So this might be a really stupid question and I have the feeling that it will be. However, I have to ask it because it doesn’t make sense to me.
I have installed and loaded julia v 0.6.2 on my ubuntu linux 17.10 box. I run the following code in the REPL
using StatsBase
?hist
and I get this as output
Couldn’t find hist
Perhaps you meant hist, Chisq, hash, hcat, FDist, TDist, fit, Cint or Dict
No documentation found.
Binding hist does not exist.
So it’s telling me hist couldn’t be found but instead recommends to me that I might be looking for hist?
Follow up question:
I’m trying to achieve the julia version of the following executed in R
plot(hist(rnorm(100)))
What is the Julia way of achieving this?
I think this is because hist
is exported by StatsBase
, but not defined within the module.
In StatsBase you use fit(Histogram, randn(100))
but this does not produce the actual plot (only calculates the bins and weights).
The simplest way to get the plot is:
using StatPlots
histogram(randn(100))
AFAIK hist
was removed from StatsBase
(fit
should be used).
Thank you. I’ll give that a whirl!
So if this is the way to get a Histogram then what does the hist function do? Is it something completely different?
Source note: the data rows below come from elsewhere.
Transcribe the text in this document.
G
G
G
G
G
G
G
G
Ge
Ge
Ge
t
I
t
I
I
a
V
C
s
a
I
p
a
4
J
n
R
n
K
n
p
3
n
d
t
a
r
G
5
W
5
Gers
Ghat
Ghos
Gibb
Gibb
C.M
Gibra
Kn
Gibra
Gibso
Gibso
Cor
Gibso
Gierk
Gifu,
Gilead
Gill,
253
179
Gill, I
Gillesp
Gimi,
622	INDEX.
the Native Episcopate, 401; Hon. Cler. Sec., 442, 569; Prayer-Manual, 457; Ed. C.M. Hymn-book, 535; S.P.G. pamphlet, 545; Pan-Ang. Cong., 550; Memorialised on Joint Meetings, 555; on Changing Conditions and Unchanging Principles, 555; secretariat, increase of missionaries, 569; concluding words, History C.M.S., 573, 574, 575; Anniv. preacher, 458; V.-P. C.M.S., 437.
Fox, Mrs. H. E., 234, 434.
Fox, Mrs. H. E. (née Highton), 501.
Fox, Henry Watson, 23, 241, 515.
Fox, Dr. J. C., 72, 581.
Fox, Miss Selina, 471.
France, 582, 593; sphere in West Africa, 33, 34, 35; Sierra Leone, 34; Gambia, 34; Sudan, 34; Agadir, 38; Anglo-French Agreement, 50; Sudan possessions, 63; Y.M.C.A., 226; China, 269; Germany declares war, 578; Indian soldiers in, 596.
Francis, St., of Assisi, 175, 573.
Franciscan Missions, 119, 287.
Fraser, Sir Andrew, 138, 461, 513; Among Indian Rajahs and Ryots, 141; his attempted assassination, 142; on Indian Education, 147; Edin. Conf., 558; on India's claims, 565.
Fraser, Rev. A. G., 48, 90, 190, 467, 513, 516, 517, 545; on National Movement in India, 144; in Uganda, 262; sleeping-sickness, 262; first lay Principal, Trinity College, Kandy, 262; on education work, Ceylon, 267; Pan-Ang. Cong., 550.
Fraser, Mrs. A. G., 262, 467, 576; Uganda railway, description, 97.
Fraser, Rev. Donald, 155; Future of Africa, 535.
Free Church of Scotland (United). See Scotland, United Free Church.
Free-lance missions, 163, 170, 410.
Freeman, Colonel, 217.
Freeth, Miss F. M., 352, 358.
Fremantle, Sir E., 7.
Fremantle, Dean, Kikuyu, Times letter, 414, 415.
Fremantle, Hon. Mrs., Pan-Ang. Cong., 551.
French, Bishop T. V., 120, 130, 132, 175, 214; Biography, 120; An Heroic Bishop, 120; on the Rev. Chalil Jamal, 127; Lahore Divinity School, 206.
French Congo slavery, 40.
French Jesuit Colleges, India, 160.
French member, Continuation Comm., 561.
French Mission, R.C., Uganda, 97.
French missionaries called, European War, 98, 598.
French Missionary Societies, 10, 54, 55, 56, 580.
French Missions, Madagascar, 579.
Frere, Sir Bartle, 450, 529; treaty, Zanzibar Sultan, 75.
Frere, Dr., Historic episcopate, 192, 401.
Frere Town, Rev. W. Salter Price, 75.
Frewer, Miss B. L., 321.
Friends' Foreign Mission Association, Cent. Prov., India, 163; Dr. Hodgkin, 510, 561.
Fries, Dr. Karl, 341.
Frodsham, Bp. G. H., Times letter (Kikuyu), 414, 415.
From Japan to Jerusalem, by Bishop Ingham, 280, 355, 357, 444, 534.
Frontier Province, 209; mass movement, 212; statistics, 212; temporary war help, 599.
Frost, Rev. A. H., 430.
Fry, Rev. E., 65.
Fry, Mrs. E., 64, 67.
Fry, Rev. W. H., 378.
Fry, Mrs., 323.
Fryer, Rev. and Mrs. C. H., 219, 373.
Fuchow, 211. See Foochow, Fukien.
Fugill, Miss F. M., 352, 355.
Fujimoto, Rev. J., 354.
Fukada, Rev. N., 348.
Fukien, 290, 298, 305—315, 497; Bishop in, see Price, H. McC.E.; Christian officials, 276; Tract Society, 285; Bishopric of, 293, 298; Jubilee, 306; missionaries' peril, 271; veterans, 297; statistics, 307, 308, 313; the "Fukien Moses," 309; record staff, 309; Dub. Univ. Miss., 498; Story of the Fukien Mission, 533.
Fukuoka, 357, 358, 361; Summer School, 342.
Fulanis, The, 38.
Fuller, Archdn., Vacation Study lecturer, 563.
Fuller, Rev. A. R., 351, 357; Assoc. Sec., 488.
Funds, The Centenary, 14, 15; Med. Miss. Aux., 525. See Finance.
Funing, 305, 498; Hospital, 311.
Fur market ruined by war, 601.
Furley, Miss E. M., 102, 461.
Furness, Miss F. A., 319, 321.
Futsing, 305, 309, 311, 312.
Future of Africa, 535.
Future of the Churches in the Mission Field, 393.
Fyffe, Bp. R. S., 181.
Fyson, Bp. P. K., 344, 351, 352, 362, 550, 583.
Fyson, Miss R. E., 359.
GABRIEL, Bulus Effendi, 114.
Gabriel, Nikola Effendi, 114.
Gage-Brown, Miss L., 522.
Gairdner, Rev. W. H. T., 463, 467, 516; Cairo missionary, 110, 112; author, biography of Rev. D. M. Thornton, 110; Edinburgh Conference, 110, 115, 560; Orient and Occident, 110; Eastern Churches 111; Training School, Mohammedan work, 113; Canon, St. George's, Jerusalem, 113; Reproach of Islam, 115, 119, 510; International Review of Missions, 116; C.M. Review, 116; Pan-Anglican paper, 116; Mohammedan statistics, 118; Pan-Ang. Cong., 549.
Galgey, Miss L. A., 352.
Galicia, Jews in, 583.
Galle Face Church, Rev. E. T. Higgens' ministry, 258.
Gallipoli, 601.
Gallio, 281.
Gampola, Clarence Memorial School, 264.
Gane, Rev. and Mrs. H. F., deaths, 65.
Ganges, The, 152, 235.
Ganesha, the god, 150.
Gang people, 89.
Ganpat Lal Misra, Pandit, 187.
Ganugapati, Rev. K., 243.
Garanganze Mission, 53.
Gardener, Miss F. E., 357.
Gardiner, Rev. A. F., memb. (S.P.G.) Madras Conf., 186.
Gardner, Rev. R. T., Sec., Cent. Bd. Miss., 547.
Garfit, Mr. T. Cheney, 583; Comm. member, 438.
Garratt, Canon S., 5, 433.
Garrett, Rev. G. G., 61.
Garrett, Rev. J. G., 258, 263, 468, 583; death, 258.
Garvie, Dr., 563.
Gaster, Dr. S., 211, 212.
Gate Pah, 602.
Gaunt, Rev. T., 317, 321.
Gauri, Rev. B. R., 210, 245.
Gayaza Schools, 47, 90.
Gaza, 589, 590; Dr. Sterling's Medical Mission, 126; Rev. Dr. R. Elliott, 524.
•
Right, I just meant that the export hist
should be removed
right - I misread your post
It gives you a histogram data but does not plot it:
julia> fit(Histogram, randn(100))
StatsBase.Histogram{Int64,1,Tuple{StepRangeLen{Float64,Base.TwicePrecision{Float64},Base.TwicePrecision{Float64}}}}
edges:
-3.0:1.0:4.0
weights: [3, 11, 39, 33, 11, 2, 1]
closed: left
isdensity: false
(and hist
export in StatsBase
is a bug that should be fixed as @fredrikekre indicated)
To be exact, you just need Plots (StatPlots is a superset of Plots that includes DataFrames support and some extra recipes useful for plotting with data; but for most users it’s recommended to just use StatPlots rather than Plots anyway).
If you do want to fit a histogram with StatsBase and then plot it, you can do that too.
using Plots, StatsBase
h = fit(Histogram, randn(10000))
plot(h)
But the Plots histogram
call is slightly more featured in that you can use :scott
, :rice
, :fd
(Friedman-Diaconis, the default) and :sturges
algorithms to get the bin breaks (StatPlots also offers :wand
which gives a better fit to a density function but does not align breaks neatly with integer values). StatsBase only uses :sturges
1 Like
Very informative. Thanks for the explanation. Indeed I’m searching for the differences in Julian vs R thinking. After 20 years of C++ and R I’m a little set in my ways. Loving what I’ve seen so far though.